A: Running comes in many forms, each with its own benefits:
- Jogging: A gentle, rhythmic run that's great for beginners, focusing on building endurance. Most people are joggers even though they/we say we run.
- Interval Training: Alternating between high-intensity sprints and slower recovery periods, ideal for improving speed and cardiovascular fitness.
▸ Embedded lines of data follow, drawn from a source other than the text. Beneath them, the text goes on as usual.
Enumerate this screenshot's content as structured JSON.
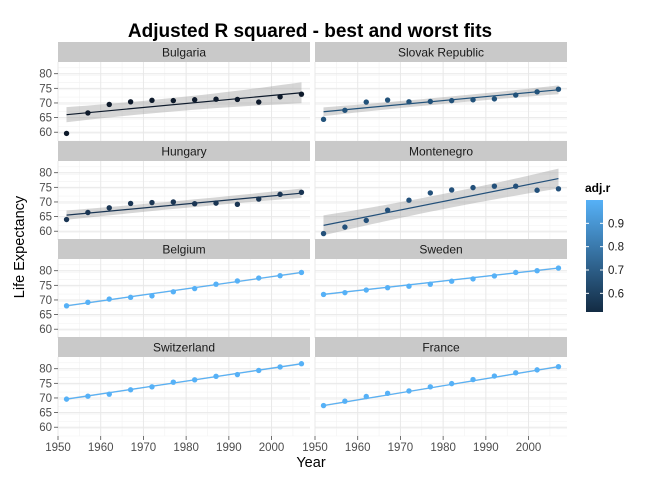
{
  "chart_data": {
    "type": "scatter",
    "title": "Adjusted R squared - best and worst fits",
    "xlabel": "Year",
    "ylabel": "Life Expectancy",
    "xlim": [
      1950,
      2009
    ],
    "ylim": [
      57,
      84
    ],
    "x_ticks": [
      1950,
      1960,
      1970,
      1980,
      1990,
      2000
    ],
    "y_ticks": [
      60,
      65,
      70,
      75,
      80
    ],
    "years": [
      1952,
      1957,
      1962,
      1967,
      1972,
      1977,
      1982,
      1987,
      1992,
      1997,
      2002,
      2007
    ],
    "facet_layout": {
      "ncol": 2,
      "nrow": 4
    },
    "legend": {
      "title": "adj.r",
      "position": "right",
      "range": [
        0.52,
        1.0
      ],
      "ticks": [
        "0.6",
        "0.7",
        "0.8",
        "0.9"
      ],
      "low_color": "#132B43",
      "high_color": "#56B1F7"
    },
    "panels": [
      {
        "name": "Bulgaria",
        "adj_r": 0.6,
        "point_color": "#0e1a2b",
        "values": [
          59.6,
          66.6,
          69.5,
          70.4,
          70.9,
          70.8,
          71.1,
          71.3,
          71.2,
          70.3,
          72.1,
          73.0
        ],
        "fit": [
          66.0,
          73.5
        ],
        "band_width": [
          2.6,
          1.6,
          3.6
        ]
      },
      {
        "name": "Slovak Republic",
        "adj_r": 0.66,
        "point_color": "#22527a",
        "values": [
          64.4,
          67.5,
          70.3,
          71.0,
          70.4,
          70.5,
          70.8,
          71.1,
          71.4,
          72.7,
          73.8,
          74.7
        ],
        "fit": [
          67.0,
          74.5
        ],
        "band_width": [
          1.5,
          0.8,
          1.5
        ]
      },
      {
        "name": "Hungary",
        "adj_r": 0.67,
        "point_color": "#1a3553",
        "values": [
          64.0,
          66.4,
          68.0,
          69.5,
          69.8,
          70.0,
          69.4,
          69.6,
          69.2,
          71.0,
          72.6,
          73.3
        ],
        "fit": [
          65.5,
          73.0
        ],
        "band_width": [
          1.6,
          1.0,
          1.6
        ]
      },
      {
        "name": "Montenegro",
        "adj_r": 0.68,
        "point_color": "#23507a",
        "values": [
          59.2,
          61.4,
          63.7,
          67.2,
          70.6,
          73.1,
          74.1,
          74.9,
          75.4,
          75.4,
          74.0,
          74.5
        ],
        "fit": [
          62.0,
          78.0
        ],
        "band_width": [
          3.4,
          1.8,
          3.4
        ]
      },
      {
        "name": "Belgium",
        "adj_r": 0.99,
        "point_color": "#56B1F7",
        "values": [
          68.0,
          69.2,
          70.3,
          70.9,
          71.4,
          72.8,
          73.9,
          75.4,
          76.5,
          77.5,
          78.3,
          79.4
        ],
        "fit": [
          68.0,
          79.4
        ],
        "band_width": [
          0.3,
          0.2,
          0.3
        ]
      },
      {
        "name": "Sweden",
        "adj_r": 0.99,
        "point_color": "#56B1F7",
        "values": [
          71.9,
          72.5,
          73.4,
          74.2,
          74.7,
          75.4,
          76.4,
          77.2,
          78.2,
          79.4,
          80.0,
          80.9
        ],
        "fit": [
          71.9,
          80.9
        ],
        "band_width": [
          0.3,
          0.2,
          0.3
        ]
      },
      {
        "name": "Switzerland",
        "adj_r": 0.99,
        "point_color": "#56B1F7",
        "values": [
          69.6,
          70.6,
          71.3,
          72.8,
          73.8,
          75.4,
          76.2,
          77.4,
          78.0,
          79.4,
          80.6,
          81.7
        ],
        "fit": [
          69.6,
          81.7
        ],
        "band_width": [
          0.3,
          0.2,
          0.3
        ]
      },
      {
        "name": "France",
        "adj_r": 0.99,
        "point_color": "#56B1F7",
        "values": [
          67.4,
          68.9,
          70.5,
          71.6,
          72.4,
          73.8,
          74.9,
          76.3,
          77.5,
          78.6,
          79.6,
          80.7
        ],
        "fit": [
          67.4,
          80.7
        ],
        "band_width": [
          0.3,
          0.2,
          0.3
        ]
      }
    ]
  }
}
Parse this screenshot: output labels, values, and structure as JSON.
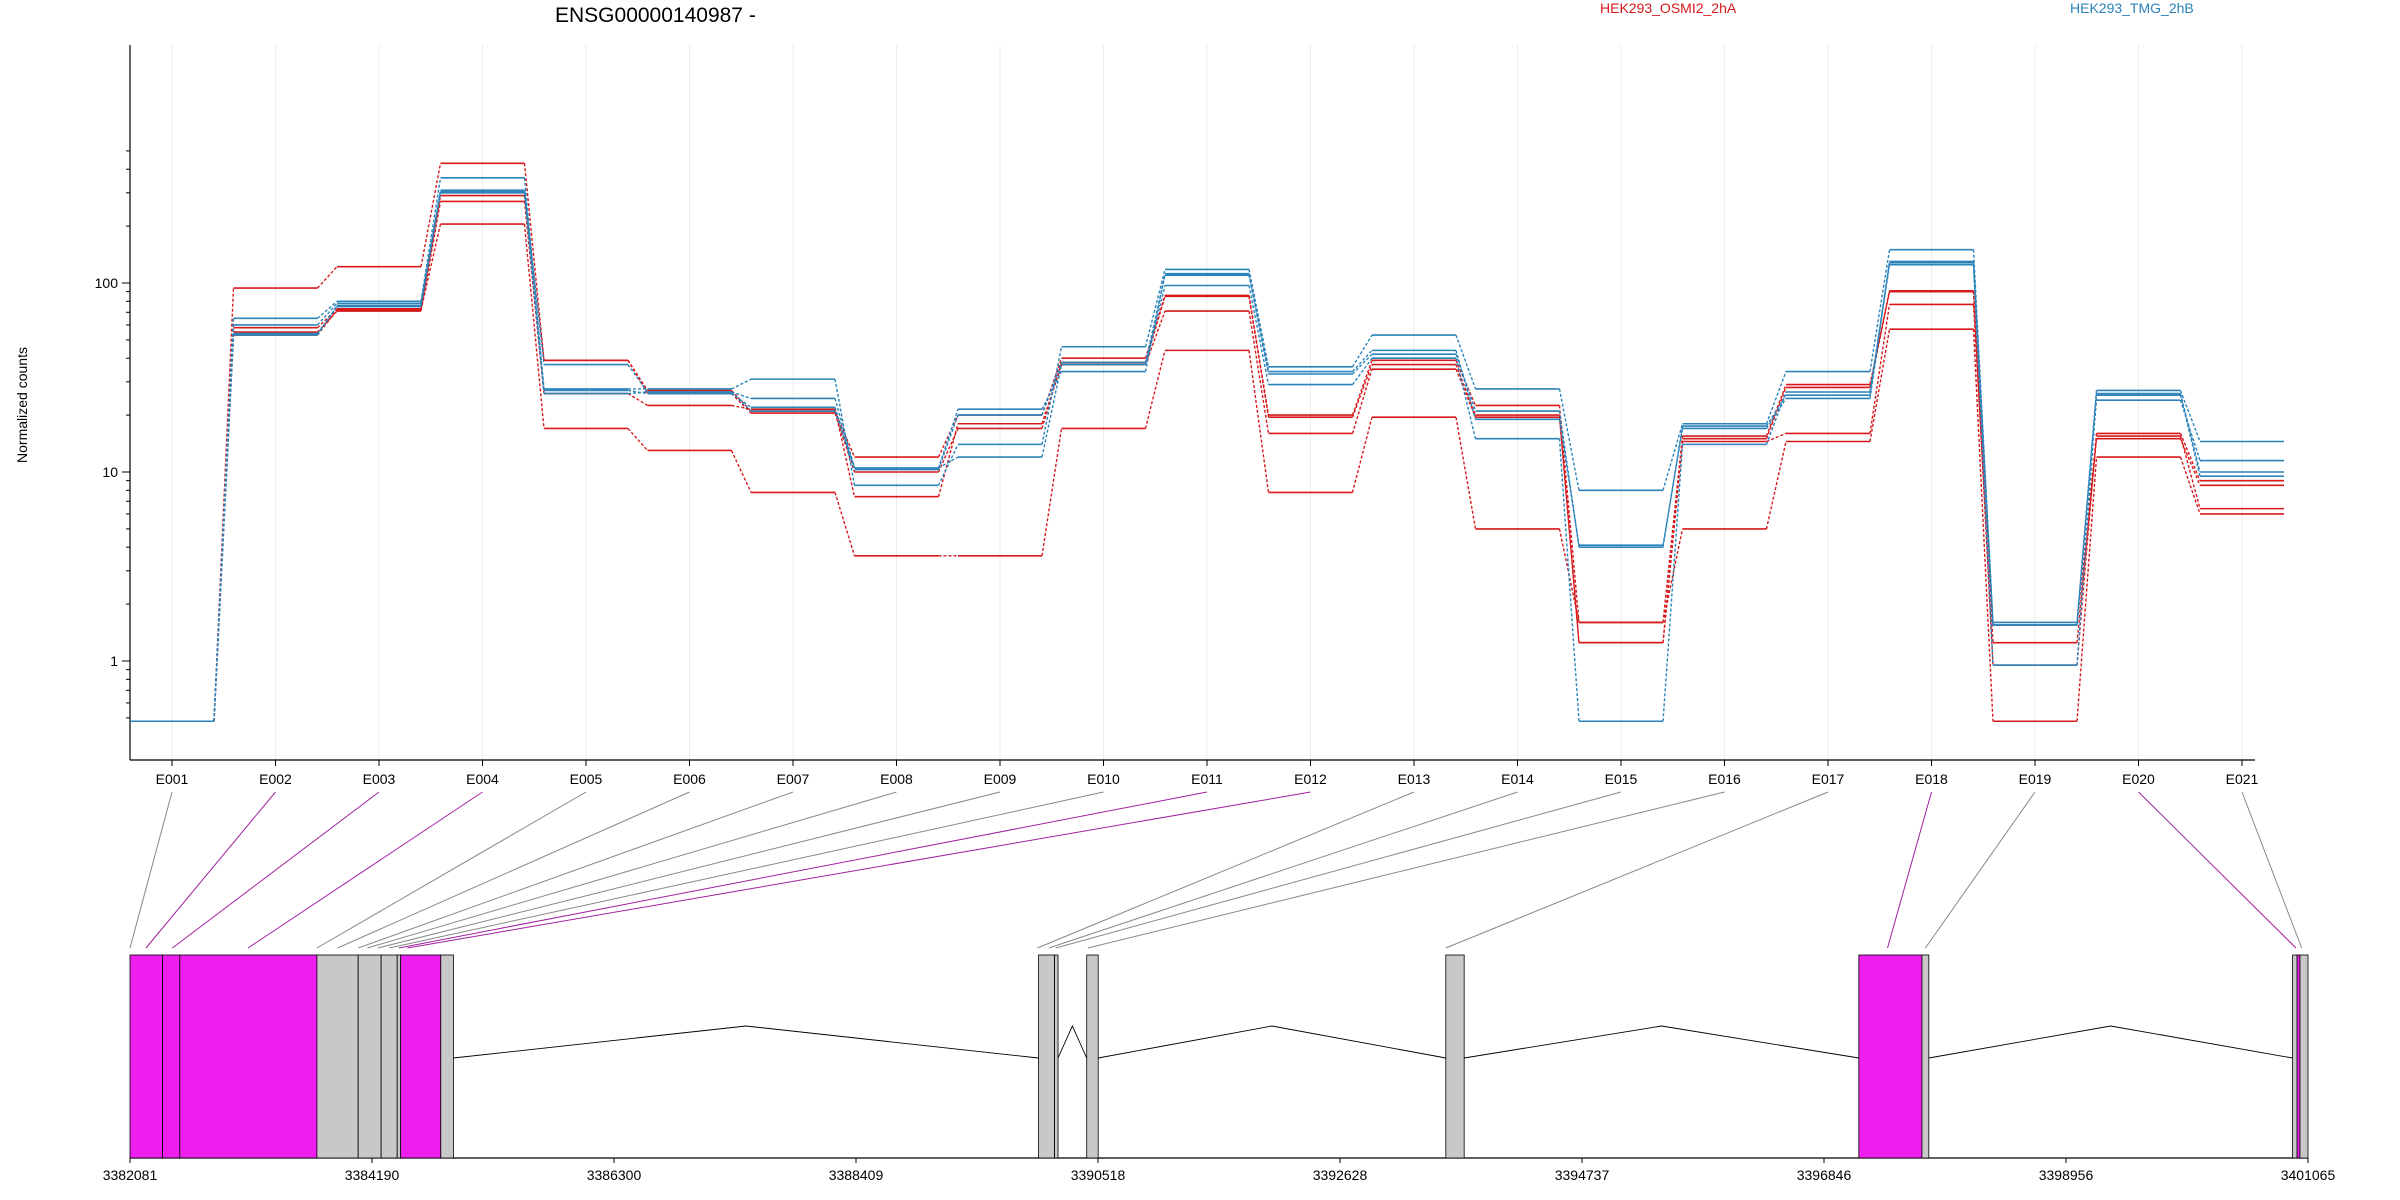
{
  "chart_data": {
    "type": "line",
    "title": "ENSG00000140987 -",
    "ylabel": "Normalized counts",
    "yscale": "log",
    "ylim": [
      0.5,
      500
    ],
    "ytick_labels": [
      "1",
      "10",
      "100"
    ],
    "grid": true,
    "legend": [
      {
        "label": "HEK293_OSMI2_2hA",
        "color": "#d7191c"
      },
      {
        "label": "HEK293_TMG_2hB",
        "color": "#2b83ba"
      }
    ],
    "categories": [
      "E001",
      "E002",
      "E003",
      "E004",
      "E005",
      "E006",
      "E007",
      "E008",
      "E009",
      "E010",
      "E011",
      "E012",
      "E013",
      "E014",
      "E015",
      "E016",
      "E017",
      "E018",
      "E019",
      "E020",
      "E021"
    ],
    "series": [
      {
        "group": "HEK293_OSMI2_2hA",
        "color": "#d7191c",
        "values": [
          0.48,
          94,
          122,
          430,
          39,
          27,
          21,
          12,
          20,
          40,
          86,
          20,
          39,
          22.5,
          1.6,
          15.5,
          29,
          91,
          1.55,
          15.5,
          6.4
        ]
      },
      {
        "group": "HEK293_OSMI2_2hA",
        "color": "#d7191c",
        "values": [
          0.48,
          55,
          71,
          270,
          26,
          22.5,
          21.5,
          7.4,
          18,
          37,
          71,
          16,
          35,
          19.5,
          1.25,
          14.5,
          16,
          77,
          1.25,
          15,
          8.5
        ]
      },
      {
        "group": "HEK293_OSMI2_2hA",
        "color": "#d7191c",
        "values": [
          0.48,
          53,
          72,
          205,
          17,
          13,
          7.8,
          3.6,
          3.6,
          17,
          44,
          7.8,
          19.5,
          5,
          1.6,
          5,
          14.5,
          57,
          0.48,
          12,
          6
        ]
      },
      {
        "group": "HEK293_OSMI2_2hA",
        "color": "#d7191c",
        "values": [
          0.48,
          58,
          73,
          290,
          39,
          26,
          20.5,
          10,
          17,
          38,
          85,
          19.5,
          37,
          20,
          1.25,
          15,
          28,
          90,
          0.95,
          16,
          9
        ]
      },
      {
        "group": "HEK293_TMG_2hB",
        "color": "#2b83ba",
        "values": [
          0.48,
          65,
          80,
          360,
          27.5,
          27.5,
          31,
          8.5,
          14,
          46,
          118,
          36,
          53,
          27.5,
          8,
          18,
          34,
          150,
          1.6,
          27,
          14.5
        ]
      },
      {
        "group": "HEK293_TMG_2hB",
        "color": "#2b83ba",
        "values": [
          0.48,
          60,
          78,
          310,
          37,
          26.5,
          24.5,
          10.5,
          21.5,
          34,
          112,
          34,
          44,
          19,
          4.1,
          17,
          24.5,
          128,
          1.55,
          24,
          11.5
        ]
      },
      {
        "group": "HEK293_TMG_2hB",
        "color": "#2b83ba",
        "values": [
          0.48,
          53,
          76,
          300,
          26,
          26.5,
          21,
          10.5,
          12,
          37,
          97,
          29,
          40,
          15,
          0.48,
          14,
          26.5,
          125,
          0.95,
          25.5,
          9.5
        ]
      },
      {
        "group": "HEK293_TMG_2hB",
        "color": "#2b83ba",
        "values": [
          0.48,
          54,
          75,
          305,
          27,
          26,
          22,
          10.3,
          20,
          38,
          110,
          33,
          42,
          21,
          4,
          17.5,
          25.5,
          130,
          1.55,
          26,
          10
        ]
      }
    ],
    "gene_model": {
      "coordinate_labels": [
        "3382081",
        "3384190",
        "3386300",
        "3388409",
        "3390518",
        "3392628",
        "3394737",
        "3396846",
        "3398956",
        "3401065"
      ],
      "coordinate_range": [
        3382081,
        3401065
      ],
      "exon_colors": {
        "highlighted": "#ee1fee",
        "normal": "#c8c8c8"
      },
      "exons": [
        {
          "id": "E001",
          "start": 3382081,
          "end": 3382365,
          "highlighted": true
        },
        {
          "id": "E002",
          "start": 3382365,
          "end": 3382515,
          "highlighted": true
        },
        {
          "id": "E003",
          "start": 3382515,
          "end": 3383710,
          "highlighted": true
        },
        {
          "id": "E004",
          "start": 3383710,
          "end": 3384070,
          "highlighted": false
        },
        {
          "id": "E005",
          "start": 3384070,
          "end": 3384270,
          "highlighted": false
        },
        {
          "id": "E006",
          "start": 3384270,
          "end": 3384410,
          "highlighted": false
        },
        {
          "id": "E007",
          "start": 3384410,
          "end": 3384440,
          "highlighted": false
        },
        {
          "id": "E008",
          "start": 3384440,
          "end": 3384790,
          "highlighted": true
        },
        {
          "id": "E009",
          "start": 3384790,
          "end": 3384900,
          "highlighted": false
        },
        {
          "id": "E010",
          "start": 3390000,
          "end": 3390140,
          "highlighted": false
        },
        {
          "id": "E011",
          "start": 3390140,
          "end": 3390170,
          "highlighted": false
        },
        {
          "id": "E012",
          "start": 3390420,
          "end": 3390520,
          "highlighted": false
        },
        {
          "id": "E013",
          "start": 3393550,
          "end": 3393710,
          "highlighted": false
        },
        {
          "id": "E014",
          "start": 3397150,
          "end": 3397700,
          "highlighted": true
        },
        {
          "id": "E015",
          "start": 3397700,
          "end": 3397760,
          "highlighted": false
        },
        {
          "id": "E016",
          "start": 3400930,
          "end": 3400970,
          "highlighted": false
        },
        {
          "id": "E017",
          "start": 3400970,
          "end": 3400995,
          "highlighted": true
        },
        {
          "id": "E018",
          "start": 3400995,
          "end": 3401065,
          "highlighted": false
        }
      ],
      "introns": [
        {
          "start": 3384900,
          "end": 3390000
        },
        {
          "start": 3390170,
          "end": 3390420
        },
        {
          "start": 3390520,
          "end": 3393550
        },
        {
          "start": 3393710,
          "end": 3397150
        },
        {
          "start": 3397760,
          "end": 3400930
        }
      ],
      "connectors": [
        {
          "bin": "E001",
          "target": 3382081,
          "highlighted": false
        },
        {
          "bin": "E002",
          "target": 3382220,
          "highlighted": true
        },
        {
          "bin": "E003",
          "target": 3382450,
          "highlighted": true
        },
        {
          "bin": "E004",
          "target": 3383110,
          "highlighted": true
        },
        {
          "bin": "E005",
          "target": 3383710,
          "highlighted": false
        },
        {
          "bin": "E006",
          "target": 3383890,
          "highlighted": false
        },
        {
          "bin": "E007",
          "target": 3384070,
          "highlighted": false
        },
        {
          "bin": "E008",
          "target": 3384150,
          "highlighted": false
        },
        {
          "bin": "E009",
          "target": 3384240,
          "highlighted": false
        },
        {
          "bin": "E010",
          "target": 3384340,
          "highlighted": false
        },
        {
          "bin": "E011",
          "target": 3384425,
          "highlighted": true
        },
        {
          "bin": "E012",
          "target": 3384500,
          "highlighted": true
        },
        {
          "bin": "E013",
          "target": 3389990,
          "highlighted": false
        },
        {
          "bin": "E014",
          "target": 3390090,
          "highlighted": false
        },
        {
          "bin": "E015",
          "target": 3390150,
          "highlighted": false
        },
        {
          "bin": "E016",
          "target": 3390430,
          "highlighted": false
        },
        {
          "bin": "E017",
          "target": 3393550,
          "highlighted": false
        },
        {
          "bin": "E018",
          "target": 3397400,
          "highlighted": true
        },
        {
          "bin": "E019",
          "target": 3397730,
          "highlighted": false
        },
        {
          "bin": "E020",
          "target": 3400960,
          "highlighted": true
        },
        {
          "bin": "E021",
          "target": 3401010,
          "highlighted": false
        }
      ]
    }
  }
}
If you are training for a half marathon then this is an essential element to reach these longer distances.
- Long-Distance Running: Builds endurance and mental toughness, beneficial for heart health and weight management.
- Trail Running: Involves running on hiking trails and uneven terrains, offering a mental reprieve by connecting with nature, enhancing balance, and strengthening different muscle groups.
- Sprints: Short bursts of high-intensity running, which are excellent for boosting metabolism, increasing muscle strength, and improving running speed.
Among these, jogging, long-distance running, and interval training are often cited as the healthiest due to their cardiovascular benefits, suitability for a wide range of fitness levels, and their effectiveness in fat burning and endurance building. However, the "healthiest" type of running can vary based on individual health goals, preferences, and physical condition. No exercise is bad exercise as long as it's safe.
Q: How often should someone run per week to see benefits?
A: For beginners, starting with 2-3 days a week allows the body to rest and recover between sessions. As endurance and fitness levels improve, this can be gradually increased to 4-5 days a week, depending on goals and other forms of physical activity. It's important to include rest days to prevent overtraining and reduce the risk of injury. Listening to your body and adjusting your routine as needed is key to a sustainable and beneficial running practice. Burnout can lead to injuries and even mental health problems. Addiction to exercise is a real thing. If you are really tired, yet cannot sleep, the chances are you are already in burnout. Have a rest from exercise for a week. If you are no better, seek a doctor for a check up.
Q: What are the dangers and risks of running, and how can they be mitigated?
A: While running is a beneficial activity, it does come with risks such as overuse injuries, including shin splints, runner's knee, burn out and stress fractures. To mitigate these risks:
- Start slowly and increase your mileage gradually.
- Incorporate strength training and flexibility exercises into your routine to build muscle and improve range of motion.
- Wear proper running shoes that offer adequate support and fit well.
- Listen to your body and rest if you experience pain or discomfort.
- Consider consulting with a professional, like a physical therapist or a running coach, to ensure your running form is correct and to receive personalized advice.
Despite these risks, running, when approached with care and proper preparation, is a profoundly positive and transformative activity. The key is to balance enthusiasm with wisdom, pushing your limits while also respecting your body's signals.
Q: In summary, how can running transform one’s life?
A: Running can significantly transform your physical, mental, and emotional well-being. It fosters discipline, resilience, and a sense of accomplishment. The journey from the initial hardships to experiencing the myriad benefits is both challenging and rewarding. As you conquer distances and overcome obstacles, you'll discover not just a stronger body, but a more focused, determined, and joyful self. Whether you're seeking to improve your health, find a new hobby, or challenge yourself, running offers a path to achieving those goals in a fulfilling and life-enhancing way.
In conclusion, embracing the runner's journey with an understanding of the initial challenges, the diverse types of running, and adopting a balanced approach to frequency and safety, you can unlock a world of benefits that transcend physical health, enriching your life in myriad ways. Happy running!